The Dark Side of NFTs
As with any novel technology, NFTs come with downsides too, though. The actual visual of the NFT is recorded on the blockchain as a link in the description of the token. This characteristic creates room for unscrupulous sellers to break or change the links, conning the buyer into paying up for something of no value. Additionally, transactions are still relatively slow on the blockchain when compared to digital payments via bank cards of traditional financial institutions. Blockchain critics argue that the more users that adopt cryptocurrencies and the more transactions they initiate, the longer the transfer time would become, exponentially, making on-the-spot payment virtually impossible.
Blockchain-based crypto ecosystems, furthermore, use an immense amount of electricity, which is causing excessive problems at a time when climate change is casting a shadow on the silver lining of economic progress. Meanwhile lawmakers nervously scurry to drive a positive change through our chiefly fossil-fuel-based economies.
Last but not least, the identities of the vendor and buyer are unknown. From a law enforcement perspective, this characteristic fails to address the issues humanity currently faces with traditional monies, such as counterfeiting and laundering, for example.

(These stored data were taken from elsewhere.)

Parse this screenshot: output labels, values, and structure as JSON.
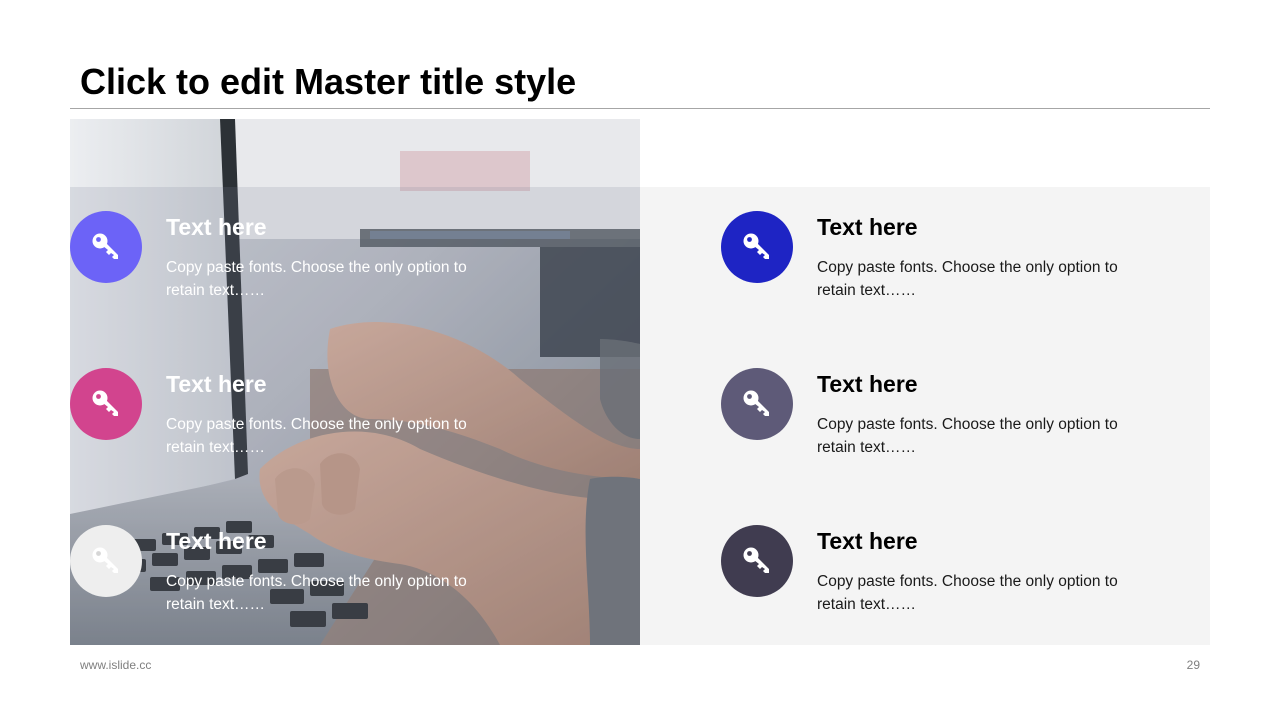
{
  "slide": {
    "title": "Click to edit Master title style",
    "footer_url": "www.islide.cc",
    "page_number": "29"
  },
  "left_items": [
    {
      "title": "Text here",
      "desc": "Copy paste fonts. Choose the only option to retain text……",
      "color": "#6c63f7",
      "icon": "key-icon"
    },
    {
      "title": "Text here",
      "desc": "Copy paste fonts. Choose the only option to retain text……",
      "color": "#d2448e",
      "icon": "key-icon"
    },
    {
      "title": "Text here",
      "desc": "Copy paste fonts. Choose the only option to retain text……",
      "color": "#eeeeee",
      "icon": "key-icon"
    }
  ],
  "right_items": [
    {
      "title": "Text here",
      "desc": "Copy paste fonts. Choose the only option to retain text……",
      "color": "#1e24c4",
      "icon": "key-icon"
    },
    {
      "title": "Text here",
      "desc": "Copy paste fonts. Choose the only option to retain text……",
      "color": "#5e5a78",
      "icon": "key-icon"
    },
    {
      "title": "Text here",
      "desc": "Copy paste fonts. Choose the only option to retain text……",
      "color": "#403c50",
      "icon": "key-icon"
    }
  ],
  "photo": {
    "subject": "hands typing on laptop keyboard"
  }
}
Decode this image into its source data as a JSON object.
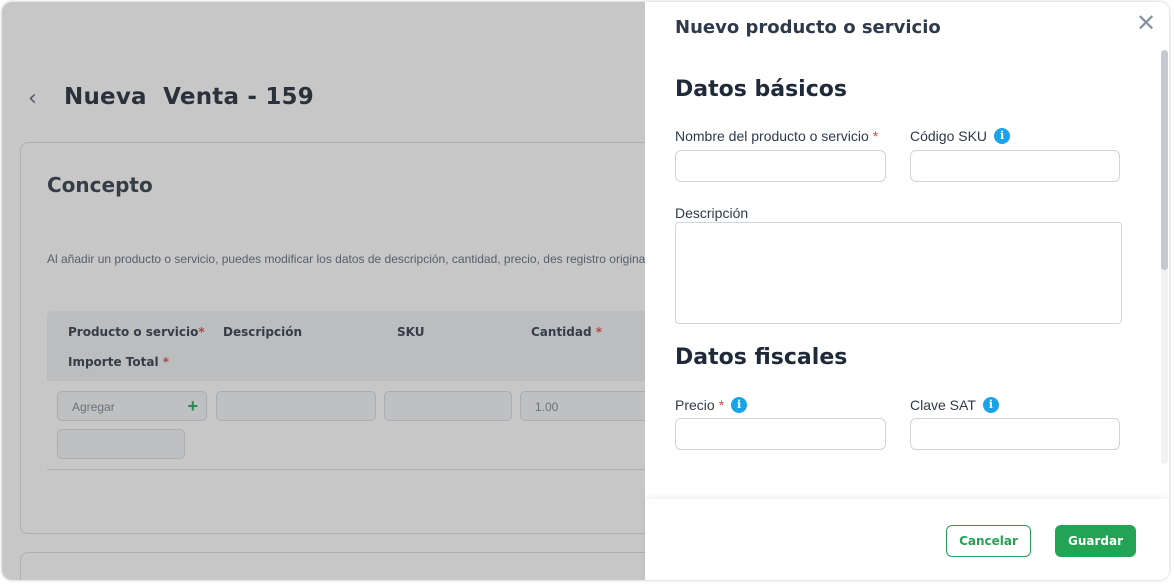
{
  "background": {
    "page_title": "Nueva  Venta - 159",
    "concept_card": {
      "title": "Concepto",
      "hint": "Al añadir un producto o servicio, puedes modificar los datos de descripción, cantidad, precio, des registro original.",
      "columns": {
        "product": "Producto o servicio",
        "description": "Descripción",
        "sku": "SKU",
        "quantity": "Cantidad",
        "total": "Importe Total"
      },
      "required_mark": "*",
      "row": {
        "product_placeholder": "Agregar",
        "quantity_value": "1.00"
      }
    }
  },
  "panel": {
    "title": "Nuevo producto o servicio",
    "basic": {
      "section_title": "Datos básicos",
      "name_label": "Nombre del producto o servicio",
      "sku_label": "Código SKU",
      "description_label": "Descripción"
    },
    "fiscal": {
      "section_title": "Datos fiscales",
      "price_label": "Precio",
      "sat_label": "Clave SAT"
    },
    "required_mark": "*",
    "info_glyph": "i",
    "close_glyph": "✕",
    "footer": {
      "cancel_label": "Cancelar",
      "save_label": "Guardar"
    }
  },
  "icons": {
    "back": "chevron-left-icon",
    "close": "close-icon",
    "info": "info-icon",
    "add": "plus-icon"
  },
  "colors": {
    "accent_green": "#23a454",
    "info_blue": "#1aa3e8",
    "required_red": "#e0483e"
  }
}
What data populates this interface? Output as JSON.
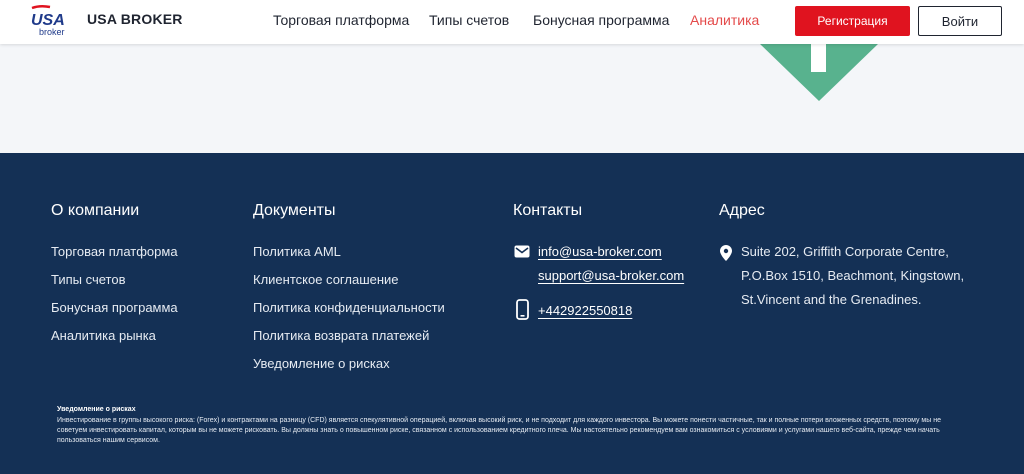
{
  "header": {
    "logo": {
      "mark": "USA",
      "sub": "broker"
    },
    "brand": "USA BROKER",
    "nav": [
      "Торговая платформа",
      "Типы счетов",
      "Бонусная программа",
      "Аналитика"
    ],
    "register_label": "Регистрация",
    "login_label": "Войти",
    "colors": {
      "accent_red": "#e0131f",
      "active_nav": "#e44a4a",
      "hero_arrow": "#58b28e"
    }
  },
  "footer": {
    "colors": {
      "background": "#143055"
    },
    "company": {
      "title": "О компании",
      "links": [
        "Торговая платформа",
        "Типы счетов",
        "Бонусная программа",
        "Аналитика рынка"
      ]
    },
    "documents": {
      "title": "Документы",
      "links": [
        "Политика AML",
        "Клиентское соглашение",
        "Политика конфиденциальности",
        "Политика возврата платежей",
        "Уведомление о рисках"
      ]
    },
    "contacts": {
      "title": "Контакты",
      "emails": [
        "info@usa-broker.com",
        "support@usa-broker.com"
      ],
      "phone": "+442922550818",
      "icons": [
        "envelope-icon",
        "phone-icon"
      ]
    },
    "address": {
      "title": "Адрес",
      "lines": [
        "Suite 202, Griffith Corporate Centre,",
        "P.O.Box 1510, Beachmont, Kingstown,",
        "St.Vincent and the Grenadines."
      ],
      "icon": "map-pin-icon"
    },
    "risk": {
      "title": "Уведомление о рисках",
      "text": "Инвестирование в группы высокого риска: (Forex) и контрактами на разницу (CFD) является спекулятивной операцией, включая высокий риск, и не подходит для каждого инвестора. Вы можете понести частичные, так и полные потери вложенных средств, поэтому мы не советуем инвестировать капитал, которым вы не можете рисковать. Вы должны знать о повышенном риске, связанном с использованием кредитного плеча. Мы настоятельно рекомендуем вам ознакомиться с условиями и услугами нашего веб-сайта, прежде чем начать пользоваться нашим сервисом."
    }
  }
}
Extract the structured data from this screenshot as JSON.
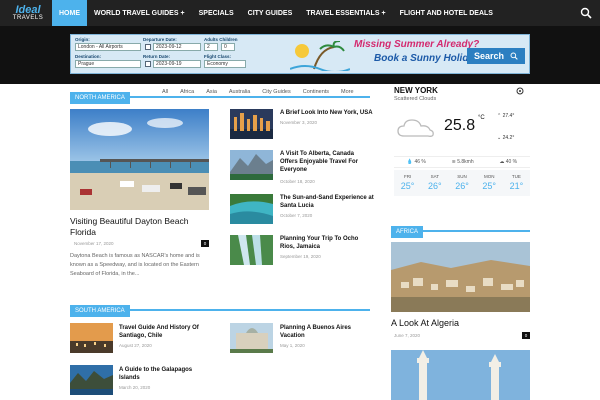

NFTs are raising valid and immense potential in a world where digitisation has left no stone unturned in any industry. The potential paints a rosy picture of a future. Artists and creators could monetise their art fairly and receive compensation evenly. Transactions could be traced in a transparent way while protecting the identities of the transacting parties. This traceable history can guarantee that the buyer is purchasing a genuine product.
There is ample work to do, however, before blockchain technology can democratise economies and finances. The carbon footprint of operating the technology must shrink, and the use of such a solution must become as simple as downloading an application on a smart device. These are prerequisites for mass adoption. Only once these hurdles are overcome can NFTs live up to their real potential.